A small business delegation from South Africa visited Ethiopia and Sudan this month. Yahieyard Abate Deputy Director of the Addis Ababa Chamber and Sectoral Association (AACSA) said the business delegation is part of a series of bilateral agreements to improve relations.
Education, agriculture, tourism and human resources are the major areas they see potential.
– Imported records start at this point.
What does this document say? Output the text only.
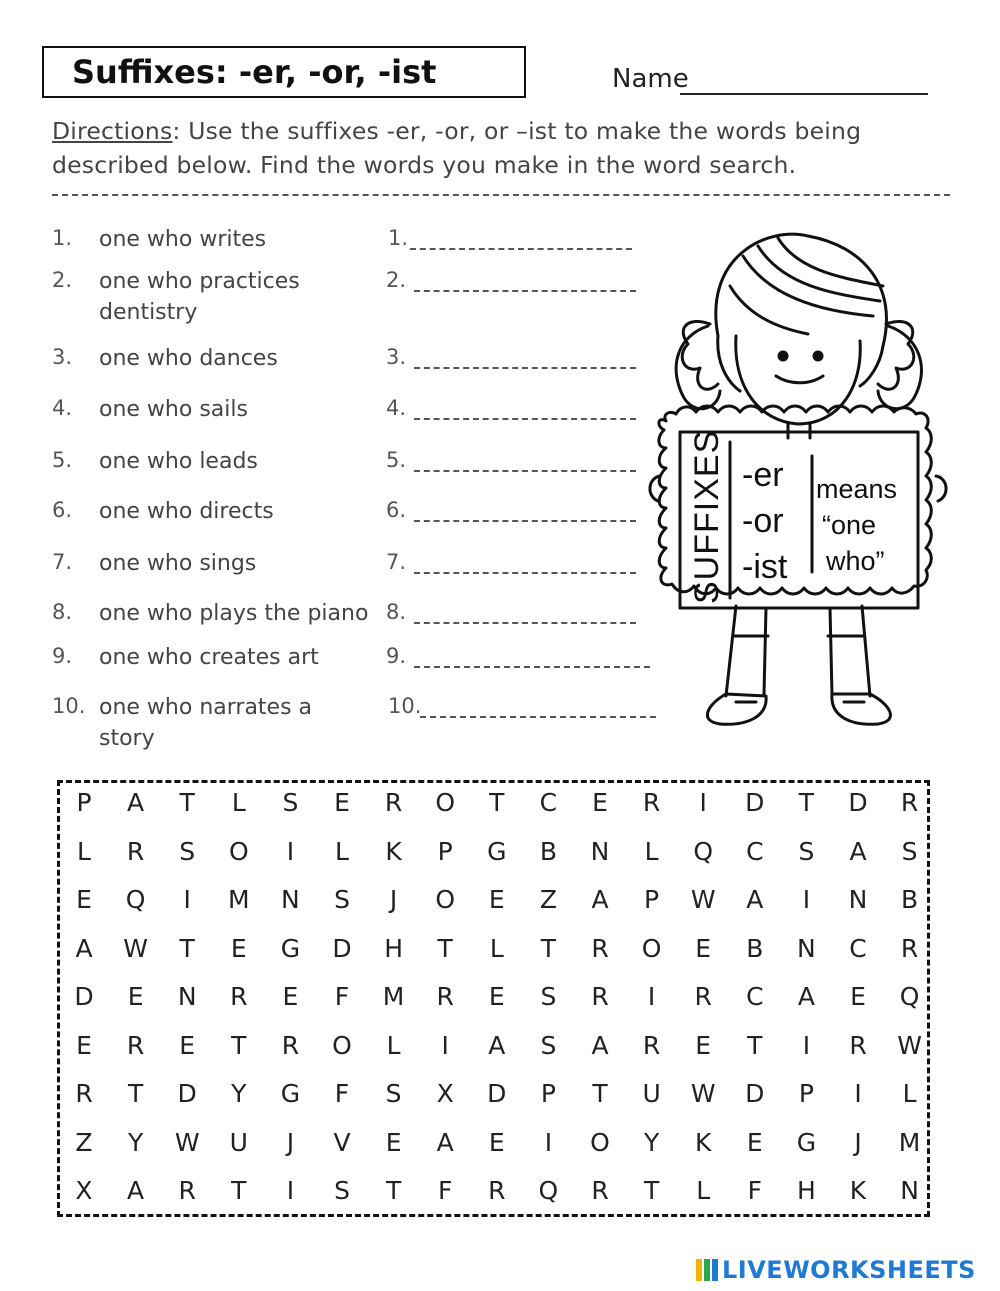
Suffixes: -er, -or, -ist	Name
Directions: Use the suffixes -er, -or, or –ist to make the words being described below. Find the words you make in the word search.
1. one who writes	1.
2. one who practices dentistry
2.
3. one who dances	3.
4. one who sails	4.
5. one who leads	5.
6. one who directs	6.
7. one who sings	7.
8. one who plays the piano 8.
9. one who creates art	9.
10. one who narrates a story
10.
SUFFIXES -er
-or
-ist
means
“one
who”
P	A	T	L	S	E	R	O	T	C	E	R	I	D	T	D	R
L	R	S	O	I	L	K	P	G	B	N	L	Q	C	S	A	S
E	Q	I	M	N	S	J	O	E	Z	A	P	W	A	I	N	B
A	W	T	E	G	D	H	T	L	T	R	O	E	B	N	C	R
D	E	N	R	E	F	M	R	E	S	R	I	R	C	A	E	Q
E	R	E	T	R	O	L	I	A	S	A	R	E	T	I	R	W
R	T	D	Y	G	F	S	X	D	P	T	U	W	D	P	I	L
Z	Y	W	U	J	V	E	A	E	I	O	Y	K	E	G	J	M
X	A	R	T	I	S	T	F	R	Q	R	T	L	F	H	K	N
LIVEWORKSHEETS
The Johannesburg Chamber of Commerce (JCCI) with its membership of 3,000 arrived along with a major construction company, Pilot Crushtec Limited which supplies crushing equipment and an agricultural company, S & V holdings.
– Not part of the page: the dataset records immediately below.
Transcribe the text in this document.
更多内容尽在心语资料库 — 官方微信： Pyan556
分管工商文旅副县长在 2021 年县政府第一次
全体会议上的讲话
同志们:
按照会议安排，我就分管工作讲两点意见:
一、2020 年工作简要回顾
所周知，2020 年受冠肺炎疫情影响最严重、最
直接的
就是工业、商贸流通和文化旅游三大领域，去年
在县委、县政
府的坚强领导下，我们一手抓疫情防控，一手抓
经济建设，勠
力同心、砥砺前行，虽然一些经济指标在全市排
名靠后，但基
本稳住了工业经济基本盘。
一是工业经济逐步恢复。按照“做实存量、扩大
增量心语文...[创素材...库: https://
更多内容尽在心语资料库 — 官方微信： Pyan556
“We expect in the near future four successive business delegations to come from South Africa,” said Yahieyard adding that big deals start with small steps.
Sivu Maqungo, Chief Director of the International Relations and Cooperation Department in the East African region said Ethiopia is in the psyche of many South Africans because it provided shelter and military training to the African National Congress (ANC) including most famously Nelson Mandela about five decades ago during their liberation struggle against Apartheid South Africa.
“Relationships are very important in business and I’m responsible for facilitating them,” said Sivu adding that the fast growing construction industry has brought in this major South African construction company.
His department is working in to promote business relations by telling South African about Ethiopian business, assessing Ethiopia’s business environment and promoting specific business opportunities in Ethiopia.
“It’s different when a business opportunity in Ethiopia is being told by South Africans to their countrymen as opposed to representatives from the Ethiopian government,” said Sivu surmising that a representative of JCCI came to talk about their company’s potential.
The trade relations between South Africa and Ethiopia have been growing both in value and volume in the last couple of years from USD 42 million in 2004 to USD 95 million in 2011.
Ethiopia’s exports to the country include dried kidney beans, white pea beans, coffee, roses, ginger, leather and semi manufactured gold while its imports from South Africa consist of coal, petroleum, medicines, explosives and vehicles.